When you have your Screening Mammogram

  • You will complete your detailed medical history form.
  • Be escorted into an exam room to prepare for your Mammogram.
  • Meet with our Certified Mammogram Technologist to perform your test.

Diagnostic Mammograms

A Diagnostic Mammogram is technically the same radiologic procedure as a Screening Mammogram. The main difference is that this procedure focuses on the signs or symptoms of breast disease – including pain, nipple discharge, masses or lumps, etc.; a personal history of breast cancer, endometrial cancer of unknown origin; or breast implants/augmentation that were presented in the Screening Mammogram or other doctor visits.

Ultrasounds

Most often, doctors order a breast ultrasound exam to answer a specific question about a particular area of the breast. Such questions might arise when:

  • A mammogram shows an abnormality
  • A physical examination of the breast discovers a lump
  • A breast MRI (magnetic resonance imaging) test reveals a suspicious area

While a targeted breast ultrasound can be a helpful diagnostic tool, it is not done as part of a routine screening.

How Ultrasound Works

Ultrasonography uses sound waves, instead of radiation or x-rays, to create an image of part of the body. An ultrasound offers more information than a mammogram, which is a special x-ray of the breast. For example, an ultrasound is particularly useful in distinguishing fluids from solids, so it is often used to detect cysts (small fluid-filled structures within the breast).

What to Expect

The ultrasound is painless and will take about 30 minutes. You will lie on your back and the ultrasound technician will put some clear gel on the breast to be examined. This helps the transducer, a small device that the technician holds, make better contact with the skin. The technician will move the transducer back and forth over your breast. As it moves, it sends out silent sound waves. The waves are then reflected back to the transducer, analyzed, and converted into a picture called a sonogram that displays on a monitor.

Ultrasound Guided Biopsy

(ALSO KNOW AS VACUUM ASSISTED MAMMOTOME BIOPSY)

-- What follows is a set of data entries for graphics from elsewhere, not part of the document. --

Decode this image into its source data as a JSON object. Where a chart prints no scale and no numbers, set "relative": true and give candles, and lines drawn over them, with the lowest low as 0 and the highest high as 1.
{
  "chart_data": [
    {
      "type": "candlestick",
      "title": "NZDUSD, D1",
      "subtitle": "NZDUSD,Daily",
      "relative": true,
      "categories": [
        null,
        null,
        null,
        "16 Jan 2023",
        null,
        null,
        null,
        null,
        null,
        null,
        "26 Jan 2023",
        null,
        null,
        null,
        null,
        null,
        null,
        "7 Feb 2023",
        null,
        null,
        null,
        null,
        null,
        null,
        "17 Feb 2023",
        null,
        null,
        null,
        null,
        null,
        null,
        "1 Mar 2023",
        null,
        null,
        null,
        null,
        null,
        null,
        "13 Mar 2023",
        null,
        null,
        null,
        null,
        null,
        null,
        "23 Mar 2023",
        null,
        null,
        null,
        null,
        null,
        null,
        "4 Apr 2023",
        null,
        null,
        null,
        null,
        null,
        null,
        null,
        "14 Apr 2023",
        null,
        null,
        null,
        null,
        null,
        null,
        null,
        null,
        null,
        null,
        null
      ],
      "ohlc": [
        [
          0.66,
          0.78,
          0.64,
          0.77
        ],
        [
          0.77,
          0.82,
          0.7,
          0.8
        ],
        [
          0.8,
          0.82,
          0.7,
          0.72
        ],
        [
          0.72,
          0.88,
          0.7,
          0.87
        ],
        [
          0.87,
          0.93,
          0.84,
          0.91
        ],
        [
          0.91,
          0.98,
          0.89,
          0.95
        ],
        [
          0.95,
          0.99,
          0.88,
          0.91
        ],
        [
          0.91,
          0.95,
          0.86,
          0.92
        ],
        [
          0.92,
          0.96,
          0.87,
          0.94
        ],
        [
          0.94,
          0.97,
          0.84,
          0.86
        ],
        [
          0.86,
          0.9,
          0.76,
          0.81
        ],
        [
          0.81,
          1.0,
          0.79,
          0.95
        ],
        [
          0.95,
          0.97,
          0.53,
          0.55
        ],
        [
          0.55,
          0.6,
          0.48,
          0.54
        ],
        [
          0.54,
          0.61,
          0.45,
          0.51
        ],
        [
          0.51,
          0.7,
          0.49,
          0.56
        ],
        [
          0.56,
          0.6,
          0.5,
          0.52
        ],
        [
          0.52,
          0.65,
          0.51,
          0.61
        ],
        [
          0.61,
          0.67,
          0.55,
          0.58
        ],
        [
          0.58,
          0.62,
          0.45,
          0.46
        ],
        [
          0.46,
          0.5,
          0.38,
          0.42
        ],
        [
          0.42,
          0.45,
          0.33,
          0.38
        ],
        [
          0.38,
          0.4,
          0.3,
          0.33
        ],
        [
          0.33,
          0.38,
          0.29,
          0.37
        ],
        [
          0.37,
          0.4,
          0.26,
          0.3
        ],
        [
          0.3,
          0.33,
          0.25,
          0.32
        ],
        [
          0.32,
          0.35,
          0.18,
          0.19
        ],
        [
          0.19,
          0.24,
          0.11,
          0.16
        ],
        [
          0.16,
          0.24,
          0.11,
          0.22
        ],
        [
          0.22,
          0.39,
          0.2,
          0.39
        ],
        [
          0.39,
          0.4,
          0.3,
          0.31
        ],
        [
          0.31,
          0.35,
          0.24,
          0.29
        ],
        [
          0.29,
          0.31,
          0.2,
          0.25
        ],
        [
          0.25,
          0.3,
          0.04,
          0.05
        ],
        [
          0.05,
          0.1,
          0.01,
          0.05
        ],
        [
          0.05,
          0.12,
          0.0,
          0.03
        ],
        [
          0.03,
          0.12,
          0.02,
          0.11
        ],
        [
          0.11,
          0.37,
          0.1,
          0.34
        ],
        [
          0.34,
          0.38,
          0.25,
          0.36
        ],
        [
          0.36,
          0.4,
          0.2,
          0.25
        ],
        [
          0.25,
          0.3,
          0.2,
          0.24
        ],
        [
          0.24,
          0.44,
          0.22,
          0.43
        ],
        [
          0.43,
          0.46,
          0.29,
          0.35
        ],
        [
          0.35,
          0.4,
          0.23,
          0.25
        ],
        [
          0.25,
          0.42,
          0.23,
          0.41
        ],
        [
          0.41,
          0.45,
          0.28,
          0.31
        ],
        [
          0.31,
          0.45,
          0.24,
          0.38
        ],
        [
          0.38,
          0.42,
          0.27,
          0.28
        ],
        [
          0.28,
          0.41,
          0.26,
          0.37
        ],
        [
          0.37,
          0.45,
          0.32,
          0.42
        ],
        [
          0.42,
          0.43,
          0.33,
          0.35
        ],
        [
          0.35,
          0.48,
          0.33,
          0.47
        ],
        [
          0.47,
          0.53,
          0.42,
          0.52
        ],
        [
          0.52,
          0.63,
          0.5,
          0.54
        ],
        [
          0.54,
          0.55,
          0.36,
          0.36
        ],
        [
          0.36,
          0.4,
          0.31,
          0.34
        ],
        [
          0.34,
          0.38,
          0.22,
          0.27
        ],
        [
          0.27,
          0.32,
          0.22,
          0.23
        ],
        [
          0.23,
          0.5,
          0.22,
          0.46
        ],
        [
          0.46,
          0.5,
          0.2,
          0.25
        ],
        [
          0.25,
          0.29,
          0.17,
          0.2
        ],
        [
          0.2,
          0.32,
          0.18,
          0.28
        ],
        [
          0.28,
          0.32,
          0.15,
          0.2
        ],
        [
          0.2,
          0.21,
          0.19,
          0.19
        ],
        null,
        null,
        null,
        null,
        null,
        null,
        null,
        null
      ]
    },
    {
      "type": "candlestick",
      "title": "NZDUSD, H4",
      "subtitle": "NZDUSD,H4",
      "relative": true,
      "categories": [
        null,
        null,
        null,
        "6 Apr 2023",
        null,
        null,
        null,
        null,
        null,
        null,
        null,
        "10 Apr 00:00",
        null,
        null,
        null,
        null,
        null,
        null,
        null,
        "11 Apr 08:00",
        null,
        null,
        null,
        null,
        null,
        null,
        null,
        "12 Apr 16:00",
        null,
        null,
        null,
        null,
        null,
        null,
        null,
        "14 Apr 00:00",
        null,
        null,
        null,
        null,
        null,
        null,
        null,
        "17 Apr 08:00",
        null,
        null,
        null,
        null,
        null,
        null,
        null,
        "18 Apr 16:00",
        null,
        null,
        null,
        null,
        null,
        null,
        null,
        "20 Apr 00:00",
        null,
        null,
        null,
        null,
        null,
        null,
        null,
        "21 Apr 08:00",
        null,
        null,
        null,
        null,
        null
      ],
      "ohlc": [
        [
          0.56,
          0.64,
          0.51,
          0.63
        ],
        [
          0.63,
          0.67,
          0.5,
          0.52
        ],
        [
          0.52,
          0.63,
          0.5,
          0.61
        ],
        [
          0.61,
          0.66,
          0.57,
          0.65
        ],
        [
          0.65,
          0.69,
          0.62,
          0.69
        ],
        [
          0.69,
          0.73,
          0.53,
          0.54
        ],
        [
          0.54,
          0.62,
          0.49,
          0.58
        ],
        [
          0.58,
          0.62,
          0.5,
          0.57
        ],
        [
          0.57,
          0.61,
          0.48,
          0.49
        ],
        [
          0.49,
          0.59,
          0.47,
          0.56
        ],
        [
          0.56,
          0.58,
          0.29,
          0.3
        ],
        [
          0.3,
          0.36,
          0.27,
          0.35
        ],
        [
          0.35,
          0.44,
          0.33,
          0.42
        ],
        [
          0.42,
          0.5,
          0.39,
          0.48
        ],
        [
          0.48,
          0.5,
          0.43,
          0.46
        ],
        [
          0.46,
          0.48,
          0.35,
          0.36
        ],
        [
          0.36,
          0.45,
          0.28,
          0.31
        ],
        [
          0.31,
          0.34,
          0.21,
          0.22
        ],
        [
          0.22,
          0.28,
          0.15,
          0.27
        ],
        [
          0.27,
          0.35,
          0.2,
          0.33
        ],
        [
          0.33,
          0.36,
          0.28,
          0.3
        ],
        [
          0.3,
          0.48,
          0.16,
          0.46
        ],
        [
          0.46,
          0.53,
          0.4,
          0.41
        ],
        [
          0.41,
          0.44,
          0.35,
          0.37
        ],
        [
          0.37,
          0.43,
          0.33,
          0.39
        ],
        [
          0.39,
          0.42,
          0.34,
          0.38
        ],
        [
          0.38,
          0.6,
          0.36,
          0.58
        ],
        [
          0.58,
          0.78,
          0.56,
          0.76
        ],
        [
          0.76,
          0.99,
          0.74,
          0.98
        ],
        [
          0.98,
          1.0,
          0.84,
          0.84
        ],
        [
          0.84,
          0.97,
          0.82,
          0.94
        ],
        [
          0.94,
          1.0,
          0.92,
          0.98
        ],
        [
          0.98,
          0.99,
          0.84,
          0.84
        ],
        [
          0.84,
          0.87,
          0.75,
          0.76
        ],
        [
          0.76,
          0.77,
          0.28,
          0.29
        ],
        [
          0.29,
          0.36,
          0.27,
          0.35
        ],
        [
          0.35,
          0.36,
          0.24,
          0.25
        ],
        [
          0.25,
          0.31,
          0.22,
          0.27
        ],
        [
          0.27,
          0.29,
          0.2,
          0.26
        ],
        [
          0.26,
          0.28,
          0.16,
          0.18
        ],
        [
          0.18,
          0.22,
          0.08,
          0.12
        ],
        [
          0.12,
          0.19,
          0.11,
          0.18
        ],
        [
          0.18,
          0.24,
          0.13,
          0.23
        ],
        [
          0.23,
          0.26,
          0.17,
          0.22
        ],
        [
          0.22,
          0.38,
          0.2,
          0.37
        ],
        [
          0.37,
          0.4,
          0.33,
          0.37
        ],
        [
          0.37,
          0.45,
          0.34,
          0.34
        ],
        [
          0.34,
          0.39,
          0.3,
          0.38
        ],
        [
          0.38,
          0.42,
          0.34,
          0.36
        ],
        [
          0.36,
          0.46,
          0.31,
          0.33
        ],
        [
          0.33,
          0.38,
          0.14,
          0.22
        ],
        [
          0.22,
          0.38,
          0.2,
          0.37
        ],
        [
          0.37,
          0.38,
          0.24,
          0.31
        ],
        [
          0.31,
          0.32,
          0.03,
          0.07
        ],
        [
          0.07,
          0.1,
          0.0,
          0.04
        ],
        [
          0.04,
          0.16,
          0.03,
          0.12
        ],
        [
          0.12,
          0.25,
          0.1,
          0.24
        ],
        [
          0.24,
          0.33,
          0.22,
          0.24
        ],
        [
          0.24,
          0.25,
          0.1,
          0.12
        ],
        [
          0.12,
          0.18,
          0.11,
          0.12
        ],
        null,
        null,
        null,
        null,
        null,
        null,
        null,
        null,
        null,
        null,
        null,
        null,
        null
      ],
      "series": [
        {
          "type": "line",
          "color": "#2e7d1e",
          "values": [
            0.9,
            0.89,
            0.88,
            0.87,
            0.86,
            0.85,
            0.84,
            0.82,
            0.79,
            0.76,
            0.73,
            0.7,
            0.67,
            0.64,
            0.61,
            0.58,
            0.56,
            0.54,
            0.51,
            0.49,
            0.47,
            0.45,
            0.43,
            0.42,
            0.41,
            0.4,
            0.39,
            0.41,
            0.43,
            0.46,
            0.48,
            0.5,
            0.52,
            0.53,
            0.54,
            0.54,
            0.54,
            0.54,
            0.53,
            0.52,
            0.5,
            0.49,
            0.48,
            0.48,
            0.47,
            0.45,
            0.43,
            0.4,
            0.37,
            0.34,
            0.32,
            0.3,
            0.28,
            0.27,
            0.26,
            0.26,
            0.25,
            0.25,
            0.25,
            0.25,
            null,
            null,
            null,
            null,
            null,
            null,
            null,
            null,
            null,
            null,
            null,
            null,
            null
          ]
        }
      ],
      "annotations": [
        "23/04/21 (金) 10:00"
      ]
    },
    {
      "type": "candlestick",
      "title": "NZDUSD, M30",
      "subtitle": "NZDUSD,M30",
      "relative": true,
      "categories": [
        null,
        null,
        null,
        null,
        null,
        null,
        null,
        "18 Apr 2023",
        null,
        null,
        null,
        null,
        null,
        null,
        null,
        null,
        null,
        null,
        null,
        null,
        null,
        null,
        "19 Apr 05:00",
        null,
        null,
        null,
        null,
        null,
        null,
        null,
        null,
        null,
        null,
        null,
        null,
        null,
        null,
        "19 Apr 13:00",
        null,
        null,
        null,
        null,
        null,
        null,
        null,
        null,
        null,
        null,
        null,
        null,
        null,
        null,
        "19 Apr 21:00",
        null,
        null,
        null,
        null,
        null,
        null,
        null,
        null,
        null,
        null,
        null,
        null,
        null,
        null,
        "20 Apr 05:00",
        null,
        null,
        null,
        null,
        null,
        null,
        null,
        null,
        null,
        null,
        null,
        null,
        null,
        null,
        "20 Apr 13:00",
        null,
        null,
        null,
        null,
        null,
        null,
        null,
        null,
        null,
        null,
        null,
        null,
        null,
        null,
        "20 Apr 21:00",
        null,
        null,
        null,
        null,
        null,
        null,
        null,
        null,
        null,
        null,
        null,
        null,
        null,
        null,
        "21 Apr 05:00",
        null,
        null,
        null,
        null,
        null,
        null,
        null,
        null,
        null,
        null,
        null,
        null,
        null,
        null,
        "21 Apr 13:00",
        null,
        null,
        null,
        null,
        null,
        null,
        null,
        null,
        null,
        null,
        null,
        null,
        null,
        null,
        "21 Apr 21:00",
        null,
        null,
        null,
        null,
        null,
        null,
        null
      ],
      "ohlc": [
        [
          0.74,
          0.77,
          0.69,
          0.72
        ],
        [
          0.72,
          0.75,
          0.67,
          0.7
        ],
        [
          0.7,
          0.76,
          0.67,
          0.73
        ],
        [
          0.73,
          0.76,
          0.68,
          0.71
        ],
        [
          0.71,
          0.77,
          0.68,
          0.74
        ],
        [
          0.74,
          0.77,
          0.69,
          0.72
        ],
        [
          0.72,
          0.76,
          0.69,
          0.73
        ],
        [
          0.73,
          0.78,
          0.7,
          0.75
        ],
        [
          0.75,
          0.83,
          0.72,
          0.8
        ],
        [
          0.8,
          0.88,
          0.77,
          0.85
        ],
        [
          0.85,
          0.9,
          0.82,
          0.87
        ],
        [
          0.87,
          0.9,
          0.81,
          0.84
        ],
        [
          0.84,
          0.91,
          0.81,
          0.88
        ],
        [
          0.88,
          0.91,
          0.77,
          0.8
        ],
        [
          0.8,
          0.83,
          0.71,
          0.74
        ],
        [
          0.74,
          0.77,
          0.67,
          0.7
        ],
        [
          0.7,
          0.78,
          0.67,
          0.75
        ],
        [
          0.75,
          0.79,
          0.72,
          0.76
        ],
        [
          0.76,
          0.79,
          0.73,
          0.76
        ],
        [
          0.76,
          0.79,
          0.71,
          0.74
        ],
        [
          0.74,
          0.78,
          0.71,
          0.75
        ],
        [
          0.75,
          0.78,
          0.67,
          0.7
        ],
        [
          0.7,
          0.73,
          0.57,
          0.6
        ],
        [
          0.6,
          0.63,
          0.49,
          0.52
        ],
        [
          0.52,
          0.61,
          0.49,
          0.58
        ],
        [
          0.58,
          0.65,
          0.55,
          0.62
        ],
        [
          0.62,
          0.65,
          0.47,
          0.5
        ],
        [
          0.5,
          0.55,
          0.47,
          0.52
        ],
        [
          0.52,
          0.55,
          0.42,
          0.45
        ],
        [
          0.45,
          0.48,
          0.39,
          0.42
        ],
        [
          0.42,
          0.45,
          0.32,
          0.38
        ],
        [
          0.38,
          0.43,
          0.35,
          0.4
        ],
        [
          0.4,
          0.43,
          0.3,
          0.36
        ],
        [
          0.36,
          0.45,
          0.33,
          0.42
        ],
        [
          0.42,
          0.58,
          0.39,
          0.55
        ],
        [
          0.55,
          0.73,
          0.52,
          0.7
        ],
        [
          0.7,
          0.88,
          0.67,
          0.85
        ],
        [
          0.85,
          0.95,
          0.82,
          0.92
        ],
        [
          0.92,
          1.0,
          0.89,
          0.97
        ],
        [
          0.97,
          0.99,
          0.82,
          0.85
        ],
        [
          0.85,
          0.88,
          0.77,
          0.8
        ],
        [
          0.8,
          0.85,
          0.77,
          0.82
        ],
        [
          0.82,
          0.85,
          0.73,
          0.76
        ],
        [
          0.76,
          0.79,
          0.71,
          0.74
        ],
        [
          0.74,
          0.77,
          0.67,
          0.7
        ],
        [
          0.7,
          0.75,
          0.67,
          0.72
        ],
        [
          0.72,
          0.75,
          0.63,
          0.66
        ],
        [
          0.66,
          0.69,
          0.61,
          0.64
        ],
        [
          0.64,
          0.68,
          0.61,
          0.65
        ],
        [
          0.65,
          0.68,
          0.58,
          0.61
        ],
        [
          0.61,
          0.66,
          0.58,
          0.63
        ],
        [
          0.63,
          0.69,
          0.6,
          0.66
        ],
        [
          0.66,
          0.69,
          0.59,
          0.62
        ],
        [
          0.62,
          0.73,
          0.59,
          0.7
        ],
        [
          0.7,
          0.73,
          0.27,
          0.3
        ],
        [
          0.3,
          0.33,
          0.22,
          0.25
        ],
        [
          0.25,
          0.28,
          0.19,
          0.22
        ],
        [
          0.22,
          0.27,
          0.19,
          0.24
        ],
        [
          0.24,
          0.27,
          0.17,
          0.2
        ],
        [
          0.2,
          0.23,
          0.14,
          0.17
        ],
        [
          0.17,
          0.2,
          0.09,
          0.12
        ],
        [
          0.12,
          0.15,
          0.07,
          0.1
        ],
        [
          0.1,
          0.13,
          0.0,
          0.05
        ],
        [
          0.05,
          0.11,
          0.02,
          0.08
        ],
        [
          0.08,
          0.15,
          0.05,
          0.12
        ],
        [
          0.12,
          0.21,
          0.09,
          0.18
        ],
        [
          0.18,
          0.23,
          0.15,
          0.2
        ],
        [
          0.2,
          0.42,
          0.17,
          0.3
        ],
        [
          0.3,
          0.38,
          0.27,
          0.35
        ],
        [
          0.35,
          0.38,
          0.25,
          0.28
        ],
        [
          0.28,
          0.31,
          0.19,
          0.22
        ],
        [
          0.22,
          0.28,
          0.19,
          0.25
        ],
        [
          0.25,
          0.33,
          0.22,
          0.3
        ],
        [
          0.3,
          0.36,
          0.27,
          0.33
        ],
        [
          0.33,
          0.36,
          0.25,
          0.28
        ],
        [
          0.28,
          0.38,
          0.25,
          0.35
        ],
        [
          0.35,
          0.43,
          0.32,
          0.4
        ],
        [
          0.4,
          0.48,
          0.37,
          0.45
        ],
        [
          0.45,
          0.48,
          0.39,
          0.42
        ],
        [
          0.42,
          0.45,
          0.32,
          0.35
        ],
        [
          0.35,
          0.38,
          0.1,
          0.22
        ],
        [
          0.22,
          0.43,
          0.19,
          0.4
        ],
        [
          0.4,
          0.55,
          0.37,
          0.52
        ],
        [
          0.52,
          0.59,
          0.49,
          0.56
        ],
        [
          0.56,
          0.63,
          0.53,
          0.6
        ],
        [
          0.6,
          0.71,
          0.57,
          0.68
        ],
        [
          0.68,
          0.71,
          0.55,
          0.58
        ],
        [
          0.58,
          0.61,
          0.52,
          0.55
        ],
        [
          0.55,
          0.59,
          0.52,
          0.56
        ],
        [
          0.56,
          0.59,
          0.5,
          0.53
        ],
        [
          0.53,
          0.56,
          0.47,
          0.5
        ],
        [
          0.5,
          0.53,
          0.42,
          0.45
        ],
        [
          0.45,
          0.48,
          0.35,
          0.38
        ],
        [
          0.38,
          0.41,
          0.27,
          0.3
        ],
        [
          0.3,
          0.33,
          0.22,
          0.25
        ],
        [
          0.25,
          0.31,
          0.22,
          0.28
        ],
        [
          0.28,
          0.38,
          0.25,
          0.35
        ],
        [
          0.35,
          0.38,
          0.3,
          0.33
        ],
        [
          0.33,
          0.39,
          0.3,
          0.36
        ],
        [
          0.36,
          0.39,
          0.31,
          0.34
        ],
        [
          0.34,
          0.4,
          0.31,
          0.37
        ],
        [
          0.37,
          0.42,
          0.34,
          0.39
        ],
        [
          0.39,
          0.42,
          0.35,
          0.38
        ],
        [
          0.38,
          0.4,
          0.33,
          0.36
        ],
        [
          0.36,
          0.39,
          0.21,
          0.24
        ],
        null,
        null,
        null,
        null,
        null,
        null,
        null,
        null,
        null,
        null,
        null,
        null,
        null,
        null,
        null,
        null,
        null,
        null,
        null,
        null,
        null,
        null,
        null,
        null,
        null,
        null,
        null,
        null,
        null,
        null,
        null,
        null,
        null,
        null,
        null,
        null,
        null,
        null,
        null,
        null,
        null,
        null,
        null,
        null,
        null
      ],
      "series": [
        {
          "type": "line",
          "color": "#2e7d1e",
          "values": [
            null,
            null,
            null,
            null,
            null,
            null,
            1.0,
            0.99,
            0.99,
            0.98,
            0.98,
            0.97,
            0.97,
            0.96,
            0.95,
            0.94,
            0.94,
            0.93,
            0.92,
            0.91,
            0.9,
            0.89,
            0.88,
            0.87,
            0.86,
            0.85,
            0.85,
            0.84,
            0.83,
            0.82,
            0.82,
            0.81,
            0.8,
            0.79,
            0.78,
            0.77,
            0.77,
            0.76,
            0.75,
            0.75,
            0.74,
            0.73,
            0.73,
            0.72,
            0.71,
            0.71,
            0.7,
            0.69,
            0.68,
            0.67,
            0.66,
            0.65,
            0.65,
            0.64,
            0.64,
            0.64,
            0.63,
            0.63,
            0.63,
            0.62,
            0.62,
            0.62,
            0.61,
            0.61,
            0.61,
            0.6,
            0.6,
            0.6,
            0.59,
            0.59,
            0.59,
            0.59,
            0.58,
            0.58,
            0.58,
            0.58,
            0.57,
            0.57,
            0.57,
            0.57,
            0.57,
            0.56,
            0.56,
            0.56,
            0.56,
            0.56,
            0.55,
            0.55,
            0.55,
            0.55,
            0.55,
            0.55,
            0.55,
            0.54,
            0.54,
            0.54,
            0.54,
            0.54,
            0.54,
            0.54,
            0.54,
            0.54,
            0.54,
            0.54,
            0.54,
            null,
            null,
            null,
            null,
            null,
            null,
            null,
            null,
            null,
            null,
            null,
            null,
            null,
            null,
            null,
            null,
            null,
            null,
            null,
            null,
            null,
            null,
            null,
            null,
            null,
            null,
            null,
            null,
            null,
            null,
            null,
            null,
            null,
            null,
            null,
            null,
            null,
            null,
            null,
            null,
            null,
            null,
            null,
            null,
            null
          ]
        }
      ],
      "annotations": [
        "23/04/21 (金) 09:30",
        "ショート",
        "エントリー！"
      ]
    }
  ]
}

This procedure is used for abnormalities that are smaller, may not be felt by hand, but can be seen on ultrasound. Patient is awake, lying comfortably on the examination table, in the ultrasound suite. Live ultrasound images are used to direct the surgeon to the abnormality for biopsy. A small (less than ½ inch) incision is made, after the breast is numb, and a biopsy device connected to a vacuum system is passed into the breast, taking a very small sample of tissue. Suction is used to gently draw the tissue out to the collection tray. A small titanium tissue marker is inserted exactly where the tissue was removed. This process takes about 20 minutes. Pressure and ice are applied. No sutures (stitches) are needed and results are available in 48-72 hours. May return to work the next day.